The neckline, cuffs and hems are interfaced and stitched to the body. I used self fabric to interface. This polyester crinkle was too sheer to disguise any interfacing. Having never used a self-interfacing prior, I was unsure this would work. Well it not only works, but the cuff and neckband are soft against my skin.
This isn’t one of those garments with a hundred ways to wear. As I recall, the sleeves were one length. If you wanted longer or shorter, adjust the 4″ cuffs. Same with the hem because there were no guidelines and determining how to shorten was beyond me. The neck and front bands will fold into a shawl collar shape; and I’ve added numerous closures. Made the front bands a little wider and folded back into a small lapel or overlapped for a button. Not options in the pattern, just things I discovered over years of making it.
It is a good candidate for serger sewing. All the seams of this version were done with a 4-thread serged seam.
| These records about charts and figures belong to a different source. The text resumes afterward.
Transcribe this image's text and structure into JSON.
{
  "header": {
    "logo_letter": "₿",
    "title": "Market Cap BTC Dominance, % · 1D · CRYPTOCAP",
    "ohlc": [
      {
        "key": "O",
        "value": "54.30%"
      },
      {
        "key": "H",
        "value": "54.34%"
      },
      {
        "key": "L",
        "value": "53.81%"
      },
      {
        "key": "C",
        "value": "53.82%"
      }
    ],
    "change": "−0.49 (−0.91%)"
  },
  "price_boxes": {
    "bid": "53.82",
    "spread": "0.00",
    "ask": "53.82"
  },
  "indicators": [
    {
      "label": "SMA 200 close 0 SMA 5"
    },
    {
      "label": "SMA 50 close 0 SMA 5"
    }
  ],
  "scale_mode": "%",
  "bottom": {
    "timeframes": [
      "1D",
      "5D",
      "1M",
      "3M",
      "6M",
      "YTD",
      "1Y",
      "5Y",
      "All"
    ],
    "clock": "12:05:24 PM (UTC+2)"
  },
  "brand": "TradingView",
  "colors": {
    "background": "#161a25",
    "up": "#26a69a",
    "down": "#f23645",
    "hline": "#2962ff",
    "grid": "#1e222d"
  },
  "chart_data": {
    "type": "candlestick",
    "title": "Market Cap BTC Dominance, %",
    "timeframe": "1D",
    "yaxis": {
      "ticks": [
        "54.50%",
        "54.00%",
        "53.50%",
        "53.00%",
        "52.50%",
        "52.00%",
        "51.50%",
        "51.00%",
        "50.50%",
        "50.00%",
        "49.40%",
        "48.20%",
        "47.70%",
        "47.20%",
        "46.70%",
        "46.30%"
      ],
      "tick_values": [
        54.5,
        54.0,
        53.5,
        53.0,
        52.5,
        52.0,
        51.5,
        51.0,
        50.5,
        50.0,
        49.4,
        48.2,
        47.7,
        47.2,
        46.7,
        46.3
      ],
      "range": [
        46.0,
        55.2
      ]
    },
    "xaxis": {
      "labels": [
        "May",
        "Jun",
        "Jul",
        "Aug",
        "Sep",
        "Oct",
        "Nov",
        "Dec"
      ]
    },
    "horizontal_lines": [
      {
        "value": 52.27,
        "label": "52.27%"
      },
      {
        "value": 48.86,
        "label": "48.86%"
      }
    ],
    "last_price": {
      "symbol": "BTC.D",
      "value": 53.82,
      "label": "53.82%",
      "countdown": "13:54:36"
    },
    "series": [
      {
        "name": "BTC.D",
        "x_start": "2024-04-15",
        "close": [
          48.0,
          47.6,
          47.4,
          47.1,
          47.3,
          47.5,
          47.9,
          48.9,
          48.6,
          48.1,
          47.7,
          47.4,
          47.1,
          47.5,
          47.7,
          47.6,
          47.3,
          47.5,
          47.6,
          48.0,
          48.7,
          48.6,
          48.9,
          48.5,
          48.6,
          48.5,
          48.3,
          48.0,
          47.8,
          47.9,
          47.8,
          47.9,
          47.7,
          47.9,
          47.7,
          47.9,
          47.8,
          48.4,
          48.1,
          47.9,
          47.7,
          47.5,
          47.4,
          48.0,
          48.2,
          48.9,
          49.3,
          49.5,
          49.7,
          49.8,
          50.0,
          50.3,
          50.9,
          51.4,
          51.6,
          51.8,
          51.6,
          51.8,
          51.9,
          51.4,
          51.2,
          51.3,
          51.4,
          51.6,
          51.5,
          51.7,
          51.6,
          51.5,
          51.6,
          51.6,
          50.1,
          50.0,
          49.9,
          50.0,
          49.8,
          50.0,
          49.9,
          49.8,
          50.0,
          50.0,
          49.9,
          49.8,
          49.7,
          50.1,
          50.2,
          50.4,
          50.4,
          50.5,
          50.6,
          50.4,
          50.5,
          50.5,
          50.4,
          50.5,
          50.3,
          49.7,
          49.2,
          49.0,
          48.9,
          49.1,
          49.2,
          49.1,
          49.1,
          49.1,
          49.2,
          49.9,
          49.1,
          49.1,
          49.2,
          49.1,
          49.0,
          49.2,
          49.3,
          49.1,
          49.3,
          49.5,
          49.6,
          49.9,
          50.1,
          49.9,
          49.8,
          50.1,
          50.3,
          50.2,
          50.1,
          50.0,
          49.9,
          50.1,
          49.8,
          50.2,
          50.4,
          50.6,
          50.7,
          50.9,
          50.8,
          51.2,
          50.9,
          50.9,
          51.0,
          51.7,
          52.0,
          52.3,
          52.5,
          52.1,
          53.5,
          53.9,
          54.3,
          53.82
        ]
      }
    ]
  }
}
No seams visible on the public side. The serger made it easy to attached the curved neck, hem and cuff lines to the corresponding rectangular pieces.
Like yesterday’s fluff of pink, this garment doesn’t get worn often. Because of the fabric it travels well. Packs down into small corners and emerges with hardly a wrinkle. This is type fabric that can be ironed by hanging in the steam while you shower. But the color is such that it doesn’t work with all my summer wardrobe; and it is a summer garment. Still I’ve included it here because 1) it is a sheer 2) the 4-thread serger seams were succesful and 3)self-interfacing was used.